MultipleLeather Bracelet

Posted by (Aug 9, 2019)

Silhouette of corrugated wave is one of the features of this leather bracelet. If you put some conchos taking advantage of its outline bulge, you can make a concho bracelet which gives you profound feelings.


Prepare the leather materials. I use a kit of ready-made products, "Multiple Leather Bracelet Kit".


Tool the edge with a beveler. Since the thickness of this leather is 3.0mm, I used a beveler of 1.2mm.


Finish the flesh side and edge with gum tragacanth. Especially if you pollish the corners of the flesh side and edge by pressing down on them, you can finish them nicely. If gum tragacanth were dropped on the grain side, it would become a stain. So keep a wet towel, etc. at hand and wipe any excess off quickly.

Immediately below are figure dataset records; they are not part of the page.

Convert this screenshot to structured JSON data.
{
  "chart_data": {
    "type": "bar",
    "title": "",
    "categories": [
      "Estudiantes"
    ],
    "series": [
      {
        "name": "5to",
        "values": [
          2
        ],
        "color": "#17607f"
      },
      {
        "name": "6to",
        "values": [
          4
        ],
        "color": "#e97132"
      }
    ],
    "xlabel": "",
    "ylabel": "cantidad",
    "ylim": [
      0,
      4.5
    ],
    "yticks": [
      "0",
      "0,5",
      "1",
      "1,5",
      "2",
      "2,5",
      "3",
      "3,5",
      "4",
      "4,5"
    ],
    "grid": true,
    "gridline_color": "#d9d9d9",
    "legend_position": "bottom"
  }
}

Apply the edge top coat. When you apply some edge coat on the tool called a foam applicator which has a form on its tip, you can control the coating amount by the degree of pressure and your work can progress. Be careful that the edge coat does not protrude to the flesh side.


Punch holes for conchos with a hole punch. Measure the diameter of the female screw and make holes it can go through. Placing the conchos precisely where you want them and pressing them down on the leather to make traces would be good.


Attach the conchos firmly using a screw driver. Put the female screw through the hole in the leather and tighten a rather short screw firmly. Then the leather would enter the conchos.
Please tighten strongly so that the leather would bend along the curve of the conchos.


Combine the conchos and snaps to make concho snaps. Here again put the female screw tightly through the hole on the leather, and tighten strongly so that the leather would bend along the curve of the conchos.


Now attach spots. Think about the design and decide the points where the claws go through. If you make patterns using stiffener, you can make holes at the exact places. Therefore, in order to attach spots nicely, you need to make patterns with precision. Using patterns, mark (trace) the points of holes, and make holes on the leather. If you stick tools in the wax you use for sewing before tooling, you can do insertion and removal of your tool smoothly when making holes.


Make claws go through the holes, and attach the spots on the leather. Bend the claws around the leather using a tool such as a pair of pliers. Don't fold the claws, rather, bend and stick them into the leather. That way they don't come off easily and don't get caught on your clothes or such. To attach the spots tightly on the leather, after bending the claws by pulling them with pliers as strongly as possible, press them down by hitting lightly with a hammer.


Be careful not to crush or scratch the head of the spots. Working on something like a piece of the thick leather would help.


If you use a tool called spot setters, Step 11 will be quicker and nicer. Especially when dealing with a lot of spots, that'll be very convenient.


Set the male part of the snap. Then attach the snap with a snap setter. Work on a snap attaching surface.


Set the female part of the snap, and attach it with a snap setter. Using an almighty attaching surface would be very helpful.


Make sure all the snaps are attached firmly, and if you fix the overall shape, it's done!